Главный приз премии «Русский Букер» — 1,5 млн руб.— получила Александра Николаенко за повесть «Убить Бобрыкина. История одного убийства». Лиза Биргер лишний раз убедилась в том, что премия который год пытается похоронить саму себя разными причудливыми способами.
«Русский Букер» то теряет спонсоров, то вручается древнерусской эротике, в которой в приступе странного затмения жюри вдруг померещилось новое слово в русской литературе, то запоминается громкой ссорой жюри прямо на вручении. Единственный эпитет, который точно можно применить к этой премии,— она неожиданная. «Русский Букер» не устанавливает новых литературных мод, но при этом всегда идет поперек. Важные для времени, обласканные читателями книги, вроде новых романов Сорокина, не появляются тут даже в шорт-листе. Абсолютный фаворит этого года — роман Владимира Медведева «Заххок», сложное, многоплановое, многоголосое историческое повествование о гражданской войне в Таджикистане 1990-х, получил утешительный «Студенческий Букер». А лауреатом стала книга, достоинства которой настолько неочевидны, что их приходится специально выискивать.

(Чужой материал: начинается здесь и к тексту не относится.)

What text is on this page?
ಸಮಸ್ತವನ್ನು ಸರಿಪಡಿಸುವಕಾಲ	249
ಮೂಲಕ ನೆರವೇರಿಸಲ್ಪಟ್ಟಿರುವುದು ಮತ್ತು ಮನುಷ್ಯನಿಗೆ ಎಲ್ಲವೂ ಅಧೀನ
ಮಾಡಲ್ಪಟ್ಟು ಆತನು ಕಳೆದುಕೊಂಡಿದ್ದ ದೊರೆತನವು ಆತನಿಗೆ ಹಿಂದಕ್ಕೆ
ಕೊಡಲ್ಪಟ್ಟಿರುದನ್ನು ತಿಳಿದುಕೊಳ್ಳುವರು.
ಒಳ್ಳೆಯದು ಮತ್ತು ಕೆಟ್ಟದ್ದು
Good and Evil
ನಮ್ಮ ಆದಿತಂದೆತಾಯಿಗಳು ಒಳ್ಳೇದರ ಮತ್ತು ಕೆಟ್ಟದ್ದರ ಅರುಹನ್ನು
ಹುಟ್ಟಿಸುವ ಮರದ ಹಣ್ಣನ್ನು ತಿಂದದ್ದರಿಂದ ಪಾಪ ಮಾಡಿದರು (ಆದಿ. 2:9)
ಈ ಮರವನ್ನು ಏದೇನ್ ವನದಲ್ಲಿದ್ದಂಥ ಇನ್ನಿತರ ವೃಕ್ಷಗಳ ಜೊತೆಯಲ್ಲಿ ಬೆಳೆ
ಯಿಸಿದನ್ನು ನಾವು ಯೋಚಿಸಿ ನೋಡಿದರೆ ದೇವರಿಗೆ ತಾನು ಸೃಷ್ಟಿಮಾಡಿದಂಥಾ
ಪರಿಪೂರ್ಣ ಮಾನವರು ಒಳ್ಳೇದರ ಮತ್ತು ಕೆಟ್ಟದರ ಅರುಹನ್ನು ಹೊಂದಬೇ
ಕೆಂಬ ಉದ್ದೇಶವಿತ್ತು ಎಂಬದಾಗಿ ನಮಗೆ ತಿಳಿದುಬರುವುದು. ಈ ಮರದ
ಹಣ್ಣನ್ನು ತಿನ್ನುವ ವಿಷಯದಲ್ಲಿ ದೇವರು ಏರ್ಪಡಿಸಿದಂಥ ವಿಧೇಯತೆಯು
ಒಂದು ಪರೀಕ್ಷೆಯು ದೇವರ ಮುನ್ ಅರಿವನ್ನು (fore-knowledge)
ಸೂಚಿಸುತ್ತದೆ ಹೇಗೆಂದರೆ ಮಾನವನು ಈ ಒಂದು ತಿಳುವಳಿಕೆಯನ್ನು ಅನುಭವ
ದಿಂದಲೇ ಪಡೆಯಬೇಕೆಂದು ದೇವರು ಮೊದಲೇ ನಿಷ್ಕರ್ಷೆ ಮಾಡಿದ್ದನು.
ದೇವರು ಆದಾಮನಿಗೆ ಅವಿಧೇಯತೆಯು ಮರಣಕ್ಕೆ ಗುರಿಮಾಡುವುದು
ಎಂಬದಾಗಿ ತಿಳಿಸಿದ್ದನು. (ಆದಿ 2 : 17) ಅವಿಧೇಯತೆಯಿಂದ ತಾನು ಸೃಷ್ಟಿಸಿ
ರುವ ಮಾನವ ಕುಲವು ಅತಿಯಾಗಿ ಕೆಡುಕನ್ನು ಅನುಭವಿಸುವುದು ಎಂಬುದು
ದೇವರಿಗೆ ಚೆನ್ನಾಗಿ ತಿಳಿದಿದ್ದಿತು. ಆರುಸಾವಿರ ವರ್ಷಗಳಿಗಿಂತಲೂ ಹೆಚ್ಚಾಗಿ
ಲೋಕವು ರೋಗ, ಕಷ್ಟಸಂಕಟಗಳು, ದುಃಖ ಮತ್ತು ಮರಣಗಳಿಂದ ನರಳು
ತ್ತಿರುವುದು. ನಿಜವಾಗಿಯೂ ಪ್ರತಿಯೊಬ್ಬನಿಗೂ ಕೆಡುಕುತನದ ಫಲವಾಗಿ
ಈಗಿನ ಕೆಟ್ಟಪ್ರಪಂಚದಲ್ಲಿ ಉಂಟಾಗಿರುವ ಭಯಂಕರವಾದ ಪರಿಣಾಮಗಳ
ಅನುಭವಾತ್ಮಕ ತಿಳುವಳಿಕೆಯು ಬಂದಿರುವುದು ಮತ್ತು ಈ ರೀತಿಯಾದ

Председатель жюри премии Петр Алешковский на церемонии говорил, что Александра Николаенко с романом (а на самом деле, конечно, повестью) «Убить Бобрыкина. История одного убийства» победила вроде как потому, что «гениальная». Настолько, что «Букер» впервые вручили за дебют. Сама Николаенко на сцене вспоминала, как в 12 лет стала писательницей, переписав в тетрадке окончание «Унесенных ветром», и как с тех пор с тетрадками не расставалась. «Я маньяк, я настоящий маньяк»,— повторяла она. И уже тут можно было догадаться, что повторы для писательницы, которая умудрилась вынести в название сразу два однокоренных слова,— главный хлеб и литературный прием.
Ее «Убить Бобрыкина. История одного убийства» кружит и кружит на одном месте, слегка назойливо поначалу и все убедительнее к финалу. «И мерзлая под снежной коркой была земля, холодная, промерзшая такая», «Старуха с девичьим лицом, собака в волчьей бабушкиной шали, младенец в люльке с каменным лицом» — и так далее, и как часто бывает у любящих блеснуть словцом авторов, не без странного словоупотребления: то герой повести попадает пальцем в «запять», то сумками в «снеговую завесь». Есть, в общем, к чему придраться. Но не это здесь важно.
Герой книги, в которой, считайте, нет сюжета,— Саша Шишин, взрослый дурачок, живущий с матерью, одержимый своей школьной любовью, соседской девочкой Таней, и ненавидящий ее мужа, а по совместительству его школьного мучителя Бобрыкина. Бобрыкин тут ходит только с эпитетом «ненавистный», он постоянно в халате, всегда с одной и той же репликой «Здорово, Шишкин лес». Все это написано причудливым стилем, этаким полуямбом, с редкими удачными метафорами и с узнаваемыми образами из советского детства: дети играют в подводников, в пионеров-героев, в «город золотой», мечтают о докторской колбасе. Реальность сплетается со снами, а та с воспоминаниями: Шишин вновь и вновь окунается в детство и свою дружбу с Таней, а она пишет ему — якобы — проникновенные любовные письма. Но разобраться, что тут фантазия, а что правда, не так-то просто.
Реальна тут, по сути, только безумная мать с причитаниями из Евангелия. Повесть же получается не о внутреннем устройстве дурачка, не о его одержимости, а о том, как ускользнуть в мир прекрасных иллюзий от неприглядной реальности. В этом она отличается от «Школы для дураков», с которой произведение Николаенко, как нам смело обещает аннотация на обложке, «встанет в один ряд». На самом деле, конечно, это вещи совершенно разного ряда. И прежде всего потому, что в «Убить Бобрыкина» нет абсолютно ничего новаторского. Он показательно, даже нарочито вторичен. Герой повести не сообщает нам ничего нового о нас самих, он, напротив, является нашим отражением, этаким сознанием советского человека в период полураспада, где равно разложились ностальгические образы прошлого и символы советского детства, русская классика и неподцензурная литература, ужасы советского быта и спасительное народное православие.
Немаловажно, что дело происходит зимой, от Рождества до Пасхи, это очень нарочитый символизм. Как и то, что «убить» тут, конечно, надо не Бобрыкина в длинном бархатном халате, а смердящий советский труп. Но повесть не беспомощна и может даже зацепить своим странным обаянием. Особенно если пережить повторы, привыкнуть к стилевым странностям и отважно дочитать до финала. Это точно не лучший русский роман прошлого года. Но и сама книга, и то, что она произвела впечатление, показывает прежде всего, насколько же мы бедные, насколько же нас до сих пор не отпустило.